Introduction:
As Hybrid Automobiles are becoming more popular, an opportunity to further exploit the wasted energy inherent to the internal combustion engine exists. The thermal efficiency of an internal combustion gasoline engine is approximately 25%, meaning that 75% of the energy potential of gasoline is wasted in other thermal outputs, such as through the radiator and exhaust of the engine. The described system would harness a portion of that wasted energy, namely the thermally exited gas molecules (volumetric increase in gas between intake and exhaust of the air/fuel mixture) and convert that energy to useable electricity.
Benefits to consumers:
This design is relatively simple, therefore making implementation by automobile manufacturers inexpensive and thereby reducing impact on the selling price. Further, the system will increase the fuel efficiency of a hybrid gas/electric vehicle during all phases of driving, but most notably during cruise where the standard hybrid system is at its least effective.

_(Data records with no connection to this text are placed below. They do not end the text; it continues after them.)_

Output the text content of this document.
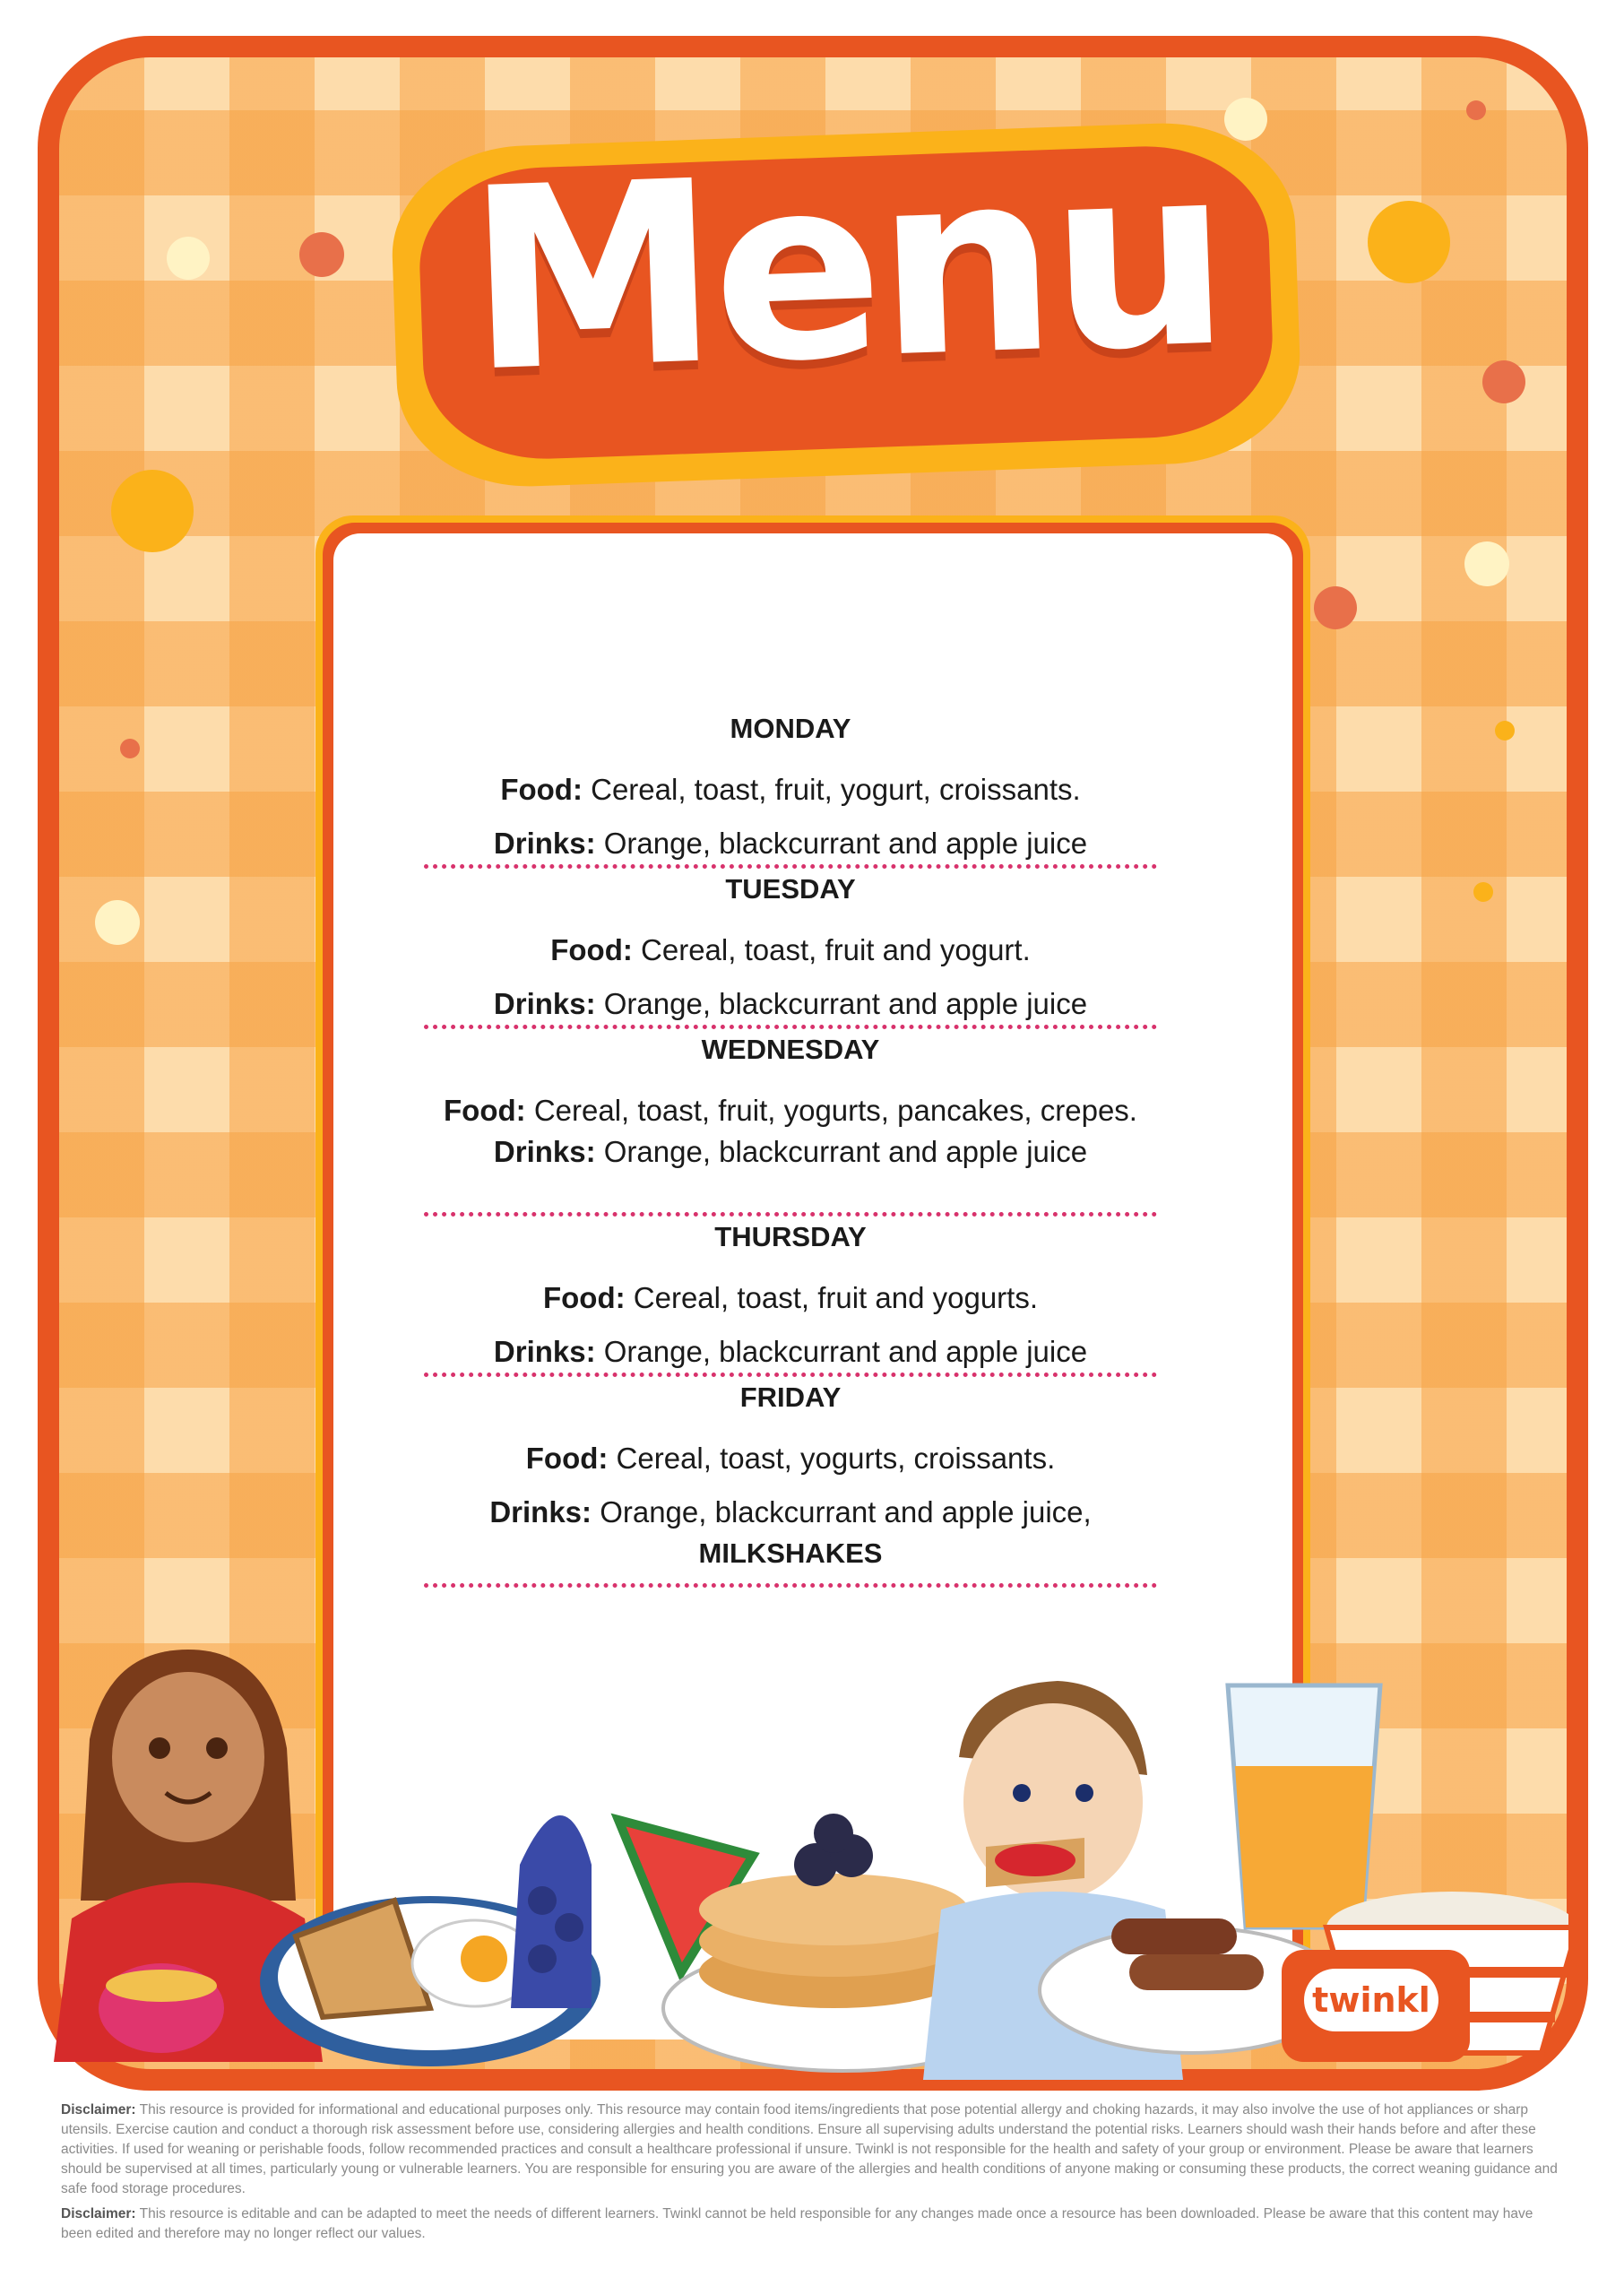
Menu

MONDAY

Food: Cereal, toast, fruit, yogurt, croissants.

Drinks: Orange, blackcurrant and apple juice

TUESDAY

Food: Cereal, toast, fruit and yogurt.

Drinks: Orange, blackcurrant and apple juice

WEDNESDAY

Food: Cereal, toast, fruit, yogurts, pancakes, crepes.

Drinks: Orange, blackcurrant and apple juice

THURSDAY

Food: Cereal, toast, fruit and yogurts.

Drinks: Orange, blackcurrant and apple juice

FRIDAY

Food: Cereal, toast, yogurts, croissants.

Drinks: Orange, blackcurrant and apple juice,

MILKSHAKES

twinkl

Disclaimer: This resource is provided for informational and educational purposes only. This resource may contain food items/ingredients that pose potential allergy and choking hazards, it may also involve the use of hot appliances or sharp utensils. Exercise caution and conduct a thorough risk assessment before use, considering allergies and health conditions. Ensure all supervising adults understand the potential risks. Learners should wash their hands before and after these activities. If used for weaning or perishable foods, follow recommended practices and consult a healthcare professional if unsure. Twinkl is not responsible for the health and safety of your group or environment. Please be aware that learners should be supervised at all times, particularly young or vulnerable learners. You are responsible for ensuring you are aware of the allergies and health conditions of anyone making or consuming these products, the correct weaning guidance and safe food storage procedures.

Disclaimer: This resource is editable and can be adapted to meet the needs of different learners. Twinkl cannot be held responsible for any changes made once a resource has been downloaded. Please be aware that this content may have been edited and therefore may no longer reflect our values.
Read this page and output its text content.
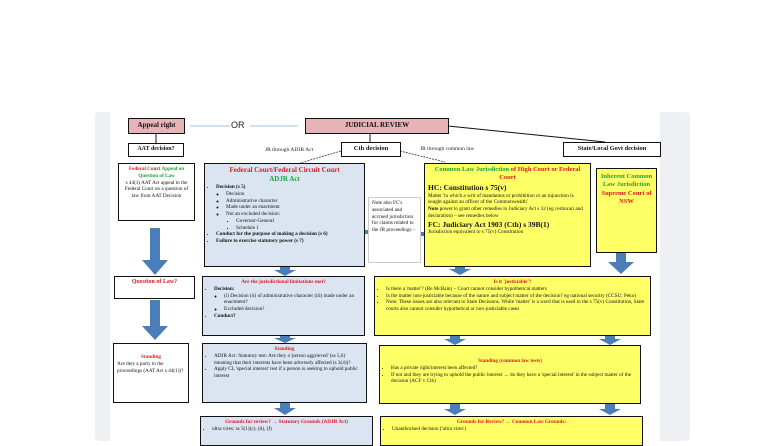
Appeal right	OR	JUDICIAL REVIEW
AAT decision?	Cth decision
JR through ADJR Act	JR through common law	State/Local Govt decision
Federal Court Appeal on Question of Law
s 44(1) AAT Act appeal to the Federal Court on a question of law from AAT Decision
Federal Court/Federal Circuit Court
ADJR Act
• Decision (s 5)
◦ Decision
◦ Administrative character
◦ Made under an enactment
◦ Not an excluded decision:
▪ Governor-General
▪ Schedule 1
• Conduct for the purpose of making a decision (s 6)
• Failure to exercise statutory power (s 7)
Note also FC's associated and accrued jurisdiction for claims related to the JR proceedings –
Common Law Jurisdiction of High Court or Federal Court
HC: Constitution s 75(v)
Matter 'in which a writ of mandamus or prohibition or an injunction is sought against an officer of the Commonwealth'
Note power to grant other remedies in Judiciary Act s 32 (eg certiorari and declaration) – see remedies below
FC: Judiciary Act 1903 (Cth) s 39B(1)
Jurisdiction equivalent to s 75(v) Constitution
Inherent Common Law Jurisdiction
Supreme Court of NSW
Question of Law?	Are the jurisdictional limitations met?
• Decision:
◦ (i) Decision (ii) of administrative character (iii) made under an enactment?
◦ Excluded decision?
• Conduct?
Is it 'justiciable'?
• Is there a 'matter'? (Re McBain) – Court cannot consider hypothetical matters
• Is the matter non-justiciable because of the nature and subject matter of the decision? eg national security (CCSU; Peko)
• Note: These issues are also relevant to State Decisions. While 'matter' is a word that is used in the s 75(v) Constitution, State courts also cannot consider hypothetical or non-justiciable cases
Standing
Are they a party to the proceedings (AAT Act s 44(1))?
Standing
• ADJR Act: Statutory test: Are they a 'person aggrieved' (ss 5,6) meaning that their interests have been adversely affected (s 3(4))?
• Apply CL 'special interest' test if a person is seeking to uphold public interest
Standing (common law tests)
• Has a private right/interest been affected?
• If not and they are trying to uphold the public interest → do they have a 'special interest' in the subject matter of the decision (ACF v Cth)
Grounds for review? → Statutory Grounds (ADJR Act)
• ultra vires: ss 5(1)(c), (d), (f)
Grounds for Review? → Common Law Grounds:
• Unauthorised decision ('ultra vires')
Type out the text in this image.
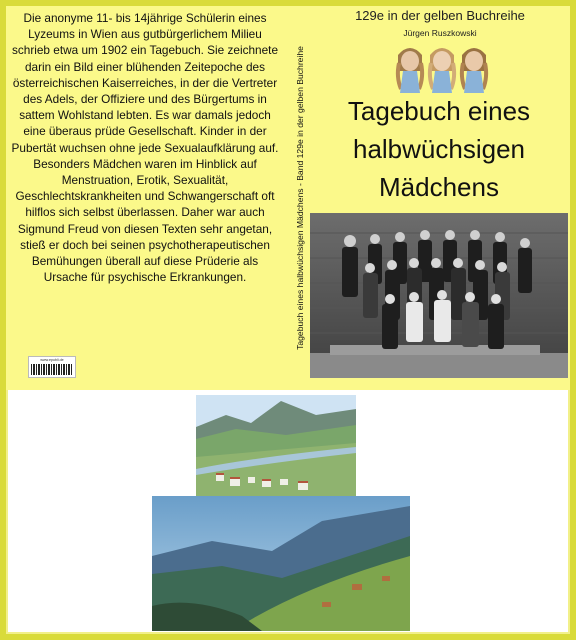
Die anonyme 11- bis 14jährige Schülerin eines Lyzeums in Wien aus gutbürgerlichem Milieu schrieb etwa um 1902 ein Tagebuch. Sie zeichnete darin ein Bild einer blühenden Zeitepoche des österreichischen Kaiserreiches, in der die Vertreter des Adels, der Offiziere und des Bürgertums in sattem Wohlstand lebten. Es war damals jedoch eine überaus prüde Gesellschaft. Kinder in der Pubertät wuchsen ohne jede Sexualaufklärung auf. Besonders Mädchen waren im Hinblick auf Menstruation, Erotik, Sexualität, Geschlechtskrankheiten und Schwangerschaft oft hilflos sich selbst überlassen. Daher war auch Sigmund Freud von diesen Texten sehr angetan, stieß er doch bei seinen psychotherapeutischen Bemühungen überall auf diese Prüderie als Ursache für psychische Erkrankungen.
www.epubli.de
Tagebuch eines halbwüchsigen Mädchens - Band 129e in der gelben Buchreihe
129e in der gelben Buchreihe
Jürgen Ruszkowski
Tagebuch eines
halbwüchsigen
Mädchens
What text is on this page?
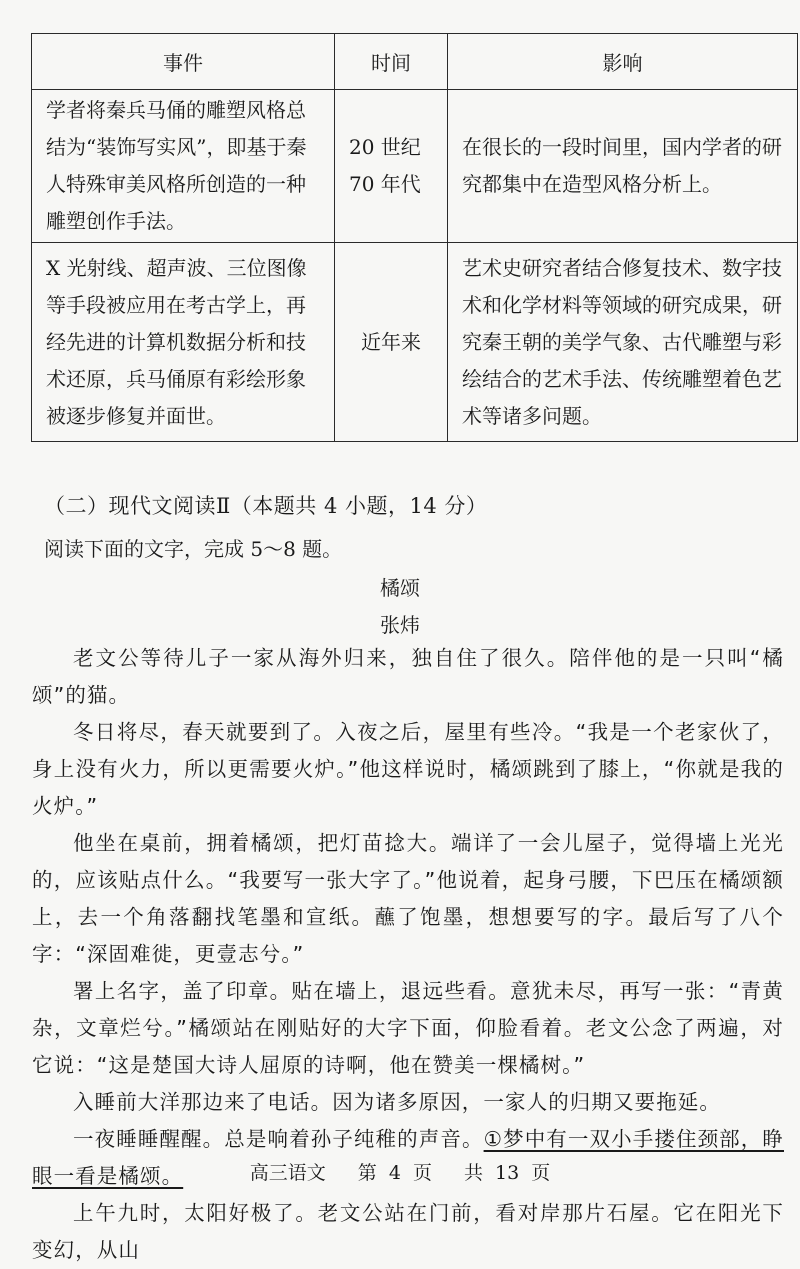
事件	时间	影响
学者将秦兵马俑的雕塑风格总结为“装饰写实风”，即基于秦人特殊审美风格所创造的一种雕塑创作手法。	20 世纪 70 年代	在很长的一段时间里，国内学者的研究都集中在造型风格分析上。
X 光射线、超声波、三位图像等手段被应用在考古学上，再经先进的计算机数据分析和技术还原，兵马俑原有彩绘形象被逐步修复并面世。	近年来	艺术史研究者结合修复技术、数字技术和化学材料等领域的研究成果，研究秦王朝的美学气象、古代雕塑与彩绘结合的艺术手法、传统雕塑着色艺术等诸多问题。
（二）现代文阅读Ⅱ（本题共 4 小题，14 分）
阅读下面的文字，完成 5～8 题。
橘颂
张炜

老文公等待儿子一家从海外归来，独自住了很久。陪伴他的是一只叫“橘颂”的猫。

冬日将尽，春天就要到了。入夜之后，屋里有些冷。“我是一个老家伙了，身上没有火力，所以更需要火炉。”他这样说时，橘颂跳到了膝上，“你就是我的火炉。”

他坐在桌前，拥着橘颂，把灯苗捻大。端详了一会儿屋子，觉得墙上光光的，应该贴点什么。“我要写一张大字了。”他说着，起身弓腰，下巴压在橘颂额上，去一个角落翻找笔墨和宣纸。蘸了饱墨，想想要写的字。最后写了八个字：“深固难徙，更壹志兮。”

署上名字，盖了印章。贴在墙上，退远些看。意犹未尽，再写一张：“青黄杂，文章烂兮。”橘颂站在刚贴好的大字下面，仰脸看着。老文公念了两遍，对它说：“这是楚国大诗人屈原的诗啊，他在赞美一棵橘树。”

入睡前大洋那边来了电话。因为诸多原因，一家人的归期又要拖延。

一夜睡睡醒醒。总是响着孙子纯稚的声音。①梦中有一双小手搂住颈部，睁眼一看是橘颂。

上午九时，太阳好极了。老文公站在门前，看对岸那片石屋。它在阳光下变幻，从山

高三语文 第 4 页 共 13 页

Description of the design:
The system (Figure A) utilizes a turbo-charger primary stage (turbine) with an output shaft connected to a gear train, then to a generator. The electrical current is stored in the same battery system as the hybrid system already has in place. The system’s intent is to assist the electrical propulsion end of the hybrid system. The gear train will allow the output torque of the turbo-charger to be matched to the input torque requirements of the generator.
The Exhaust Gas Electrical Assist Process Control Unit (EGEA -PCU) will monitor electrical current from the generator, and exhaust pressure from the engine using the Infineon KP126 series of pressure sensors. Using these inputs, the AGEA-PCU will control electrical current into the battery bank which will control turbo loading and system performance.